= Chan Canasta =

Polish magician

Chan Canasta (born Chananel Mifelew, 9 January 1920 - 22 April 1999) was a British magician. He was a pioneer of mental magic in the 1950s and 1960s, becoming the first TV celebrity magician in the 1950s, and then in later life he turned to painting. Born in Kraków, Poland, he was the son of a Polish-Jewish educator.

==Personal life==
Chan Canasta was born as Chananel Mifelew to a Jewish family in Poland in 1920. Mifelew's father was an emigré from Russia. Mifelew began studying philosophy and natural sciences at Krakow University in 1937 at age 17 before emigrating to Mandatory Palestine a year later, where he studied psychology at the Hebrew University of Jerusalem. His studies were interrupted by the outbreak of World War II, and he enlisted in the Royal Air Force in 1940. He participated in Allied campaigns in North Africa, Greece and Italy. After being discharged from the RAF, he began to study the occult, extra-sensory perception, and magic tricks. He emigrated to the United Kingdom in 1947 and eventually became a British citizen.

He was twice married and died in London at the age of 79.

==Magic career==
===Stage career===
Canasta started his career as a card magician who took his stage surname from the popular card game of canasta. He became a well-known stage magician performing feats of memory and book tests during the late 1940s. Over the course of his career, Canasta performed at the London Palladium, the Desert Inn in Las Vegas, and at the Playboy Club circuit.

Canasta didn't refer to himself as a magician or a mentalist; he often used his own term "psycho-magician" but was most commonly billed as "A Remarkable Man".

===Television===
In 1951 Canasta recorded his first television show for the BBC - a sparse affair with only a few props that concentrated on mental effects. He became TV's first celebrity magician in the 1950s and broadcast his last show in March 1960. Throughout his career, he made more than 350 television appearances, including on the Ed Sullivan, Arlene Francis and Jack Paar shows.

His final BBC TV appearance was in 1971, on Parkinson, for he had left television performing behind several years earlier, although he did reappear on Israeli TV on 11 November 1983.

===Technique===
Canasta called his effects "experiments" rather than tricks. He performed experiments in thought using two packs of playing cards. He would ask a spectator to think of a card then another to pick the unstated thought-of-card from a different pack; or he would place cards onto a table and ask a spectator to pick up one card that another spectator was only thinking of. The effects were risky, and he would often fail on live television. Contemporary magicians decried Canasta's approach but this element of "risk-taking" has been a major influence on the current generation of magicians.

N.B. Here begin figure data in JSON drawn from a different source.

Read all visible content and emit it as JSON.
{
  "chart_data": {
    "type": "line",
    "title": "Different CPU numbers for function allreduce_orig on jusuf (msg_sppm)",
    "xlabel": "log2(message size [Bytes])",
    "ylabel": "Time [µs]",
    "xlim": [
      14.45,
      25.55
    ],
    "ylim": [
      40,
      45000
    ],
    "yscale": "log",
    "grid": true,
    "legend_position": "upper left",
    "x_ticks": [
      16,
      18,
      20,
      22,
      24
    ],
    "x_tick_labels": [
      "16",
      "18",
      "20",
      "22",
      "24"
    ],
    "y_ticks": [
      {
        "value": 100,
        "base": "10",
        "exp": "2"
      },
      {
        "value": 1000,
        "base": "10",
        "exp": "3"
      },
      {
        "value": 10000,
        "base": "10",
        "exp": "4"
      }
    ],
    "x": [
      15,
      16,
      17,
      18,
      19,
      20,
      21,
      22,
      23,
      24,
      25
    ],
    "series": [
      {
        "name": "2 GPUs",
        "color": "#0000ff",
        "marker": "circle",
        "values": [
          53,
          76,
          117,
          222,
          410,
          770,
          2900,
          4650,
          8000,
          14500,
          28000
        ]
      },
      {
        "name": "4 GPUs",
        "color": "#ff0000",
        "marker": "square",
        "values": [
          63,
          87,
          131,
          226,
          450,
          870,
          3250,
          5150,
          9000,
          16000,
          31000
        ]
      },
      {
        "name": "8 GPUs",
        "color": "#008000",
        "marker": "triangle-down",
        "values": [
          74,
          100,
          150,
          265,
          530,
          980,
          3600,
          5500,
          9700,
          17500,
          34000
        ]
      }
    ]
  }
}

Canasta's signature routine was his "Experiment With Books". He would invite a volunteer from the audience to choose a random page, then would predict precisely the number of words comprising three syllables it contained. He was not concerned if he made the odd mistake when performing this trick, believing a few errors along the way simply highlighted the validity of his normally correct answers.

===Legacy===
Among magicians, Canasta is recognised for inventing the principle that eschewed perfection, believing that making an occasional error made his other effects stronger and more entertaining, an approach later followed by comedy magician, Tommy Cooper. British mentalist Derren Brown has cited Canasta as a prime influence, stating, "he was a real inspiration".

==Art career==
Canasta retired from the stage at the height of his fame to pursue a dream to become a painter. In his later years he established a second career as an artist, signing his work not as Canasta, but as Mifelew, managing to command high prices for his illustrations of colourful landscapes. He had successful gallery shows in London and New York City.